O projeto faz parte do plano de governo do prefeito José Cláudio (PT), que foi buscar subsídios em outras administrações do partido para implantar o banco. Durante os quatro primeiros meses de governo, lembra Januário, o prefeito buscou parcerias em entidades que têm interesse em fomentar a economia. Entre as que aderiram ao projeto está o Cesumar, Associação Comercial e Industrial de Maringá (Acim), Conselho de Desenvolvimento Econômico de Maringá (Codem) e OAB.
Cada entidade entra com uma parte do capital de abertura do banco, que deve alcançar R$ 300 mil. Junto ao BNDES a prefeitura está pleiteando mais R$ 500 mil de um programa especial destinado ao apoio a instituições do gênero. ‘‘A prefeitura não entra com recursos para não deixar o banco como uma estatal’’, diz Januário.
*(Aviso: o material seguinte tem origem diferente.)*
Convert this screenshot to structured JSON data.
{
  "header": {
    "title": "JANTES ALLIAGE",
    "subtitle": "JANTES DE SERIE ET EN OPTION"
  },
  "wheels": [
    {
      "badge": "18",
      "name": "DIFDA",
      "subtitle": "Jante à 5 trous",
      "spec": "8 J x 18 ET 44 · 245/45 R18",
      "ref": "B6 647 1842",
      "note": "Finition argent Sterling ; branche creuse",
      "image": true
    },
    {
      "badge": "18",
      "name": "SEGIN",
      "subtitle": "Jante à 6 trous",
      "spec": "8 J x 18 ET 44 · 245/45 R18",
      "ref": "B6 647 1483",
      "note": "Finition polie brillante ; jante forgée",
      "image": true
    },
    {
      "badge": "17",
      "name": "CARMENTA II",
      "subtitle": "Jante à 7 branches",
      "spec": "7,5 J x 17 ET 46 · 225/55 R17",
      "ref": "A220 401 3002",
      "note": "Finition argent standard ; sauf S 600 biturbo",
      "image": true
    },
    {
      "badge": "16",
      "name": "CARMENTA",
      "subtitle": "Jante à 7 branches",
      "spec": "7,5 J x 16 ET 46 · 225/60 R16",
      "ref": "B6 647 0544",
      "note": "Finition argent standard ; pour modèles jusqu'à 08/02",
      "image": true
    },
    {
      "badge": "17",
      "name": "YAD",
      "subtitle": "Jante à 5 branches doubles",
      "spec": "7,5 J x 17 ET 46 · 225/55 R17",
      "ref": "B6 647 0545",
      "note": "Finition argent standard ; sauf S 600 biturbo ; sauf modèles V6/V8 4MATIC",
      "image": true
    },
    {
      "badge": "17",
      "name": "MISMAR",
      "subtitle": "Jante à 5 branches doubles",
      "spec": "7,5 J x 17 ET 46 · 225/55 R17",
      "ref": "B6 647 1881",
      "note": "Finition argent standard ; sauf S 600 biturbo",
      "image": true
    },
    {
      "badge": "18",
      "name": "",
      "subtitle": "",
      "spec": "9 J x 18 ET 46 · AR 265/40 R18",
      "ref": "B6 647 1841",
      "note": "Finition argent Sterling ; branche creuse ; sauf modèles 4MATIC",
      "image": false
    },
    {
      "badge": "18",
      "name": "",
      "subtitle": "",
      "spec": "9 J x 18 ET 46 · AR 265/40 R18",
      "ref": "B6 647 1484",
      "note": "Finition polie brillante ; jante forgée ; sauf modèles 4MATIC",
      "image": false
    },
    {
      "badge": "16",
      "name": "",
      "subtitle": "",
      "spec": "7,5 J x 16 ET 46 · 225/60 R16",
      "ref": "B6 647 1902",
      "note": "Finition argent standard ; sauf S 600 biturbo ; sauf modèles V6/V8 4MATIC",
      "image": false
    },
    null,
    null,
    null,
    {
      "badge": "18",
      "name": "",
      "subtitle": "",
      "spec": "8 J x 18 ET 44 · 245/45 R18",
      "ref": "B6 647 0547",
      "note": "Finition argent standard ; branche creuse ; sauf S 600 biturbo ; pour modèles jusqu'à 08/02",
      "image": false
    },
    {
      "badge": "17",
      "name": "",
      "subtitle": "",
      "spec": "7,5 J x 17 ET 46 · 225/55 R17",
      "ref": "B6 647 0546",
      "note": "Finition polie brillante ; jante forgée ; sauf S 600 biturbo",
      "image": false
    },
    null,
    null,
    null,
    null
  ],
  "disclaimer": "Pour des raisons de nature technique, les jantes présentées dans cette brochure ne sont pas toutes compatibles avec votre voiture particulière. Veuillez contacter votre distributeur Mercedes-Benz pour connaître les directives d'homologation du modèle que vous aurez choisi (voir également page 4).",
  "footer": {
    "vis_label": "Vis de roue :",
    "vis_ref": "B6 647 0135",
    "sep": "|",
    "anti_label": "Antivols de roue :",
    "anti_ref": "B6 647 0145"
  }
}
A linha de empréstimos vai de R$ 100 a R$ 5 mil, e o objetivo segundo ele é de fomentar o setor informal.
Apenas empresas que já estão em atividade terão acesso ao crédito oferecido pelo Banco do Povo, justamente para incrementar negócios existentes. Segundo Januário, nos últimos meses a assessoria técnica do banco já iniciou o cadastramento dos interessados. São cerca de 130 ‘‘clientes’’ aguardando apenas o início de operação do banco, que vai funcionar na Rua Santos Dumont, ao lado do Sicredi Metropolitano.